Rudd is a real contender. Before we had that fat bastard who made us fall asleep.

Federal politics has suddenly become a topic, after years of it not being a topic so much. I don’t talk much with my parents about it but when I recently went down to Melbourne to see them, we did, because it has suddenly become interesting. There is a real contest now. It’s not just because it is an election year.


Whilst some participants debated the personal strengths and deficiencies of Howard versus Rudd, the respective policies industrial relations and environment politics of Labor and the Coalition also evoked interest.

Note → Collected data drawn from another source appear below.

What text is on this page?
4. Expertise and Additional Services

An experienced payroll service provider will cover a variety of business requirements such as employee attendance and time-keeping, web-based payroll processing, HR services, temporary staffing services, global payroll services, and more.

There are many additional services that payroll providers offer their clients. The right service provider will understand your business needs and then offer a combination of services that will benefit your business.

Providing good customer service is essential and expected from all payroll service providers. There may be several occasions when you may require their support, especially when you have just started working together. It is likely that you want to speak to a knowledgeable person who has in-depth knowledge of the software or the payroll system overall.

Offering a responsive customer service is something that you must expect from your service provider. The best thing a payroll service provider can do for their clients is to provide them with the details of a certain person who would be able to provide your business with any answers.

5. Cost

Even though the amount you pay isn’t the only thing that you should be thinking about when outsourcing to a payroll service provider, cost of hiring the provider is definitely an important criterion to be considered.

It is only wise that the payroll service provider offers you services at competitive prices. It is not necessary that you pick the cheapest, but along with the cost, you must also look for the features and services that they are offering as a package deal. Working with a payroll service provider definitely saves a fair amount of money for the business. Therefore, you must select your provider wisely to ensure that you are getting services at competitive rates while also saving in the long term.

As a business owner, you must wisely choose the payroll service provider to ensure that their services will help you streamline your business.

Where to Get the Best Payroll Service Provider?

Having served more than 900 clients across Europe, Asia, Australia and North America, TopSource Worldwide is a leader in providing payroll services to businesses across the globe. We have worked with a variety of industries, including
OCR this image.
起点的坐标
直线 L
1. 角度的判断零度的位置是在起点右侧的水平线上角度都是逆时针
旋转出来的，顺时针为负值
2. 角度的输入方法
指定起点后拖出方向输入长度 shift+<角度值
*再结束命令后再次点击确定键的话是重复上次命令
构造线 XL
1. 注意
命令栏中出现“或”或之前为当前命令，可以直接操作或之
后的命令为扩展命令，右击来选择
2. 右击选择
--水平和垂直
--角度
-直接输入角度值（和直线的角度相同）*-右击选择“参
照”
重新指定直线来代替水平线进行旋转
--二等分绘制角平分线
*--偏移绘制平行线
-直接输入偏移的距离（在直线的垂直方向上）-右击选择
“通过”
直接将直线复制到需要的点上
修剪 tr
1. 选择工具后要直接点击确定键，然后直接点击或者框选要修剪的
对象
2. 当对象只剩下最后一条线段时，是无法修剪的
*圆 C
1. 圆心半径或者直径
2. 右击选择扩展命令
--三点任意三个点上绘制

I think [John Howard] stuffed up with two things – IR and greenhouse. With greenhouse, suddenly everyone got interested and he hasn’t kept up. With IR, he has bitten off more than he could chew. He misread that. The environment, he has never been interested in that. And neither has the public until recently. With greenhouse he hasn’t changed, but the public has changed. With IR, he wanted change but the public didn’t.


In 2007, discussion about party politics merited an entire chapter in the report. This year it barely filled a paragraph as an afterthought in Chapter 1. There was some lively discussion centred on Tony Abbott and Julia Gillard however. Here are a couple of quotes about them from our recent report:

Man 1: I think Abbott was elevated quicker than even he expected to be. It certainly surprised me.
Man 2: The Libs are split down the middle and Tony Abbott put his hand up. He’s done better than anyone thought.

Man 1: Julia Gillard is a surprise package. It was a marriage of convenience between her and Rudd, but she’s got leadership written all over her
Man 2: Yeah, she’s a doer all right
Man 3: She’s a very intelligent woman. She’s tough too. Kevin Rudd will have to be careful

A future Abbott versus Gillard contest will be one Australians might perk up for.

For Mind & Mood fieldwork this time, I conducted groups in Melbourne but also Ballarat. It was my first visit to the town and it was just lovely, grander than I had anticipated but then I realised walking around that the beautiful buildings and wide streets suited its heritage as a gold town. I conducted a group at the Ballarat East Community Men’s Shed. See their link:

http://www.becs.shed.org.au/

Among many other things, they make wooden objects. See here for a list:

http://www.becs.shed.org.au/index.php/products-to-buy

I bought one of their newer products, a doll’s bed for my daughter’s second birthday.

One of the nicer aspects of my job is the chance to discover towns in regional Australia, meet and listen to the people that live there. As someone who lives most of her life in an inner-city, bourgeois bubble, these trips provide an important reality check.